○…静岡県学生野球春季リーグで東海大海洋学部(静岡市清水区)が日本大学国際関係学部(三島市)の“5連覇”を阻んだ。「東海大海洋V、5季ぶり」の見出しと喜ぶナインの写真が載った静岡新聞の記事に、大村晴男監督の言葉を探した。「日大ばかり勝たせてはいけないと思ってはいたが…。それにしてもラッキーな勝ち方だった」。敵失に乗じた経過を笑顔で振り返ったという記事を読みながら、半月ほど前に偶然再会した大村監督の言葉を思い出していた。
○…東海大工業高の監督時代以来、10年ぶりに出会ったのは4月下旬、春季高校野球県大会初日の清水・庵原球場だった。バックネット裏の観客席。「やっぱり、いいねえ、高校野球は」。開口一番言った大村監督が続けた。「海洋学部には逃れられないものがあるんだよ、海洋実習」。1週間前のリーグ戦で連敗を喫していた。「レギュラーがごっそり外洋に出ちゃうんだから」。仕方がないなという表情で大村監督は苦笑したが、「指揮官として本音では笑えない現実だろうな」と心中を察した。

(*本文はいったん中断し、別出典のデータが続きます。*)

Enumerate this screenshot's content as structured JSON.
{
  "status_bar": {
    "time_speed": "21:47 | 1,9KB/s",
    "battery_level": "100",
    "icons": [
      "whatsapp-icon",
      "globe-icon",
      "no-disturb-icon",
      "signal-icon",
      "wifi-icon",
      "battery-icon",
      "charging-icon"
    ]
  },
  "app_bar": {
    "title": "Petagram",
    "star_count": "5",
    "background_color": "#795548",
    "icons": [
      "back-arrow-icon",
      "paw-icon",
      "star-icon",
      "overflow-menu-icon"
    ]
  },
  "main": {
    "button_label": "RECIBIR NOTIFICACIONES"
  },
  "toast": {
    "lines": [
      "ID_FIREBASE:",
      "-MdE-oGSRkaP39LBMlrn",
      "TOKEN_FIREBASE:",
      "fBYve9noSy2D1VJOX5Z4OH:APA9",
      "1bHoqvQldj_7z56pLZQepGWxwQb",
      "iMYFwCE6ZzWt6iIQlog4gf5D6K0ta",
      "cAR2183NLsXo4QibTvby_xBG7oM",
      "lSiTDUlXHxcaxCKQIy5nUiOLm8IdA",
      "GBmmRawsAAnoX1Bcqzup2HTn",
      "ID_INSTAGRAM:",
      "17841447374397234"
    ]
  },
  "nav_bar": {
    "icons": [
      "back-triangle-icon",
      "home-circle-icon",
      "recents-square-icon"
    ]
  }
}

○…観戦は高校球児のスカウティングかと思ったが、違った。第2試合に登場した藤枝明誠高の野球部副部長が息子の豪士さんだった。豪士さんは2002年、清水東高から東海大海洋学部に進んだ。当時の静岡新聞は「静岡学生野球リーグに“親子タカ”」の見出しで報じた。その後、教員採用試験に合格した豪士さんは、父と同じ指導者への道も歩み始めていた。第1試合の途中、大村監督の隣に藤枝明誠高ユニホーム姿の青年がいた。豪士さんだった。「(大村)監督は明誠の面倒も見てるのかと思った」。無知な筆者の言葉に大村監督はうれしそうだった。

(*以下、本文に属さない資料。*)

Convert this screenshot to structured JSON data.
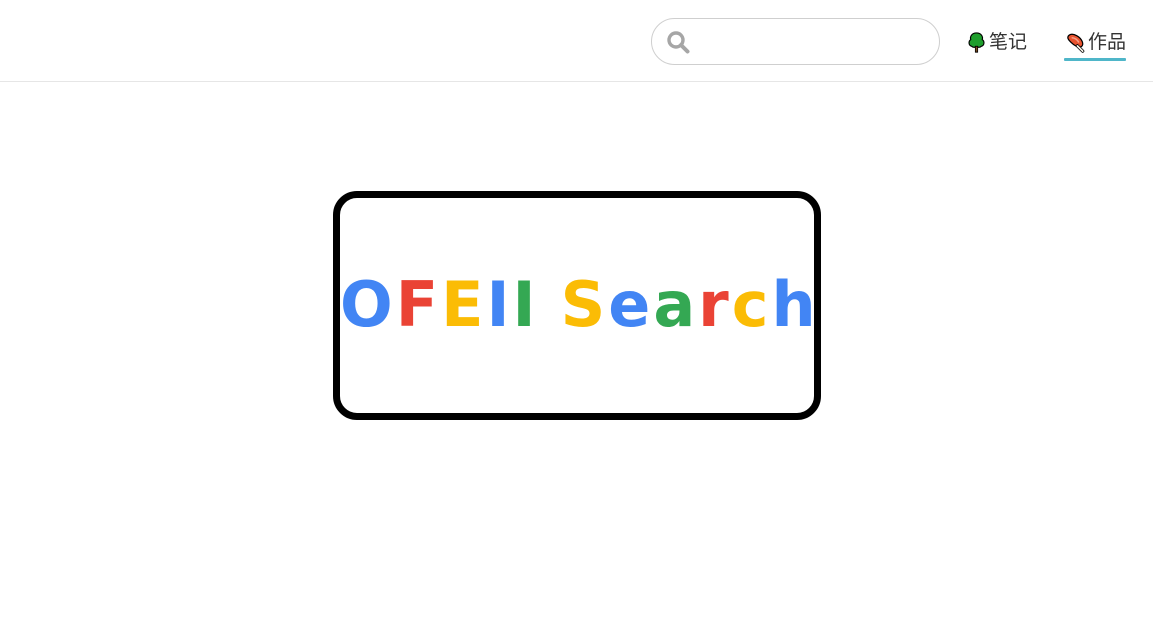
{
  "header": {
    "search": {
      "icon": "search-icon",
      "value": "",
      "placeholder": ""
    },
    "nav": [
      {
        "label": "笔记",
        "icon": "tree-icon",
        "active": false
      },
      {
        "label": "作品",
        "icon": "meat-icon",
        "active": true
      }
    ],
    "active_underline_color": "#4fb6c9"
  },
  "logo": {
    "letters": [
      {
        "char": "O",
        "color": "#4285f4"
      },
      {
        "char": "F",
        "color": "#ea4335"
      },
      {
        "char": "E",
        "color": "#fbbc05"
      },
      {
        "char": "I",
        "color": "#4285f4"
      },
      {
        "char": "I",
        "color": "#34a853"
      },
      {
        "char": " ",
        "color": "#000000"
      },
      {
        "char": "S",
        "color": "#fbbc05"
      },
      {
        "char": "e",
        "color": "#4285f4"
      },
      {
        "char": "a",
        "color": "#34a853"
      },
      {
        "char": "r",
        "color": "#ea4335"
      },
      {
        "char": "c",
        "color": "#fbbc05"
      },
      {
        "char": "h",
        "color": "#4285f4"
      }
    ]
  }
}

○…東海大工業高時代は、OB監督として2度の甲子園に導いた。1999年に同校と東海大一高が統合され、東海大翔洋高が誕生した。けがで指導の現場を離れていた2000年、静岡県学生リーグの下位に低迷していた東海大海洋学部の野球部監督に就任した。県学生リーグ発足3季目、それまでの東海大海洋は監督不在で戦ってきた。「何十年やっても優勝できないのでは」。初めはそう思っていたというが、就任4年目の秋季リーグで悲願の初優勝。創部12年目の快挙に沸いた。翌年も、再び秋季リーグを制した。
○…県内高校球界では、斉藤鉄夫監督が率いた東海大一高野球部とともに、東海大工業高は私学の雄として長年君臨した。両校統合の前年、新校舎建設のため、東海大工業高野球部グラウンドが歴史の幕を閉じる際、大村監督にはプロの世界に羽ばたいていったOB取材の仲介も快く引き受けてもらった。吉永幸一郎内野手(当時福岡ダイエーホークス)、五十嵐英樹、森中聖雄の両投手(ともに当時横浜ベイスターズ)。オールスターファン投票でパ・リーグ2位につけていた吉永選手らの携帯電話に、年甲斐もなく緊張して掛けたのもいい思い出だ。

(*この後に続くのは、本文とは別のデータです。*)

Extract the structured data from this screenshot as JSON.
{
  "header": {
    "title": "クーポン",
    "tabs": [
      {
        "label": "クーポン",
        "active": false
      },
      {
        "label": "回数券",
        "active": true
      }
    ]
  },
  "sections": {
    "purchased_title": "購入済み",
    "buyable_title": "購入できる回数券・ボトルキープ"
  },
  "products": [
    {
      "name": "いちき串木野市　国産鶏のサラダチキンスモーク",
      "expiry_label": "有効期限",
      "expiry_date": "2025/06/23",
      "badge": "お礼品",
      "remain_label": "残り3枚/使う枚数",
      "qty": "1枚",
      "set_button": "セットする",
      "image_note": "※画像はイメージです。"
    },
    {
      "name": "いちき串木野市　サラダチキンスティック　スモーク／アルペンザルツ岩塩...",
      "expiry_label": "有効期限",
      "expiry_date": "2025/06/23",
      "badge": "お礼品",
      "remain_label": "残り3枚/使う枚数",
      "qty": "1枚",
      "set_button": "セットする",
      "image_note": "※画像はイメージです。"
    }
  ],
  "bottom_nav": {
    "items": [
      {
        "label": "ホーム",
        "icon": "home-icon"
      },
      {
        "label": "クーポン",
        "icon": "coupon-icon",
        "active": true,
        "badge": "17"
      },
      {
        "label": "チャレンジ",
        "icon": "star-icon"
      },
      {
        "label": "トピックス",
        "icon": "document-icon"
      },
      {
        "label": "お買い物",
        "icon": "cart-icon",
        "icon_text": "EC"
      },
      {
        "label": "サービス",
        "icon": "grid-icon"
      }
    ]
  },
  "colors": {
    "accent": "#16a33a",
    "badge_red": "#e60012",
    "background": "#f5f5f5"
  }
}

○…大村監督の人柄を象徴するエピソードがある。もう時効だ。夏の高校野球県大会に向け、静岡新聞紙上で初夏から始める出場校の戦力紹介。「直前特集のメンバー表は完全な形で渡すから、今はこのメンバーにしてくれないか」。夏は背番号がもらえないであろう3年生たちの名前が毎年、補欠の欄にあった。「新聞に名前が出てると就職で有利になるんだよ。3年間頑張った彼らのためだから」。何も言い返せなかった。あれから10年。“大村野球”は変わらないのだろう。日大国際との最終週対決の“逆王手”から手にした5季ぶりの王座奪回。心から「おめでとうございます」と言いたい。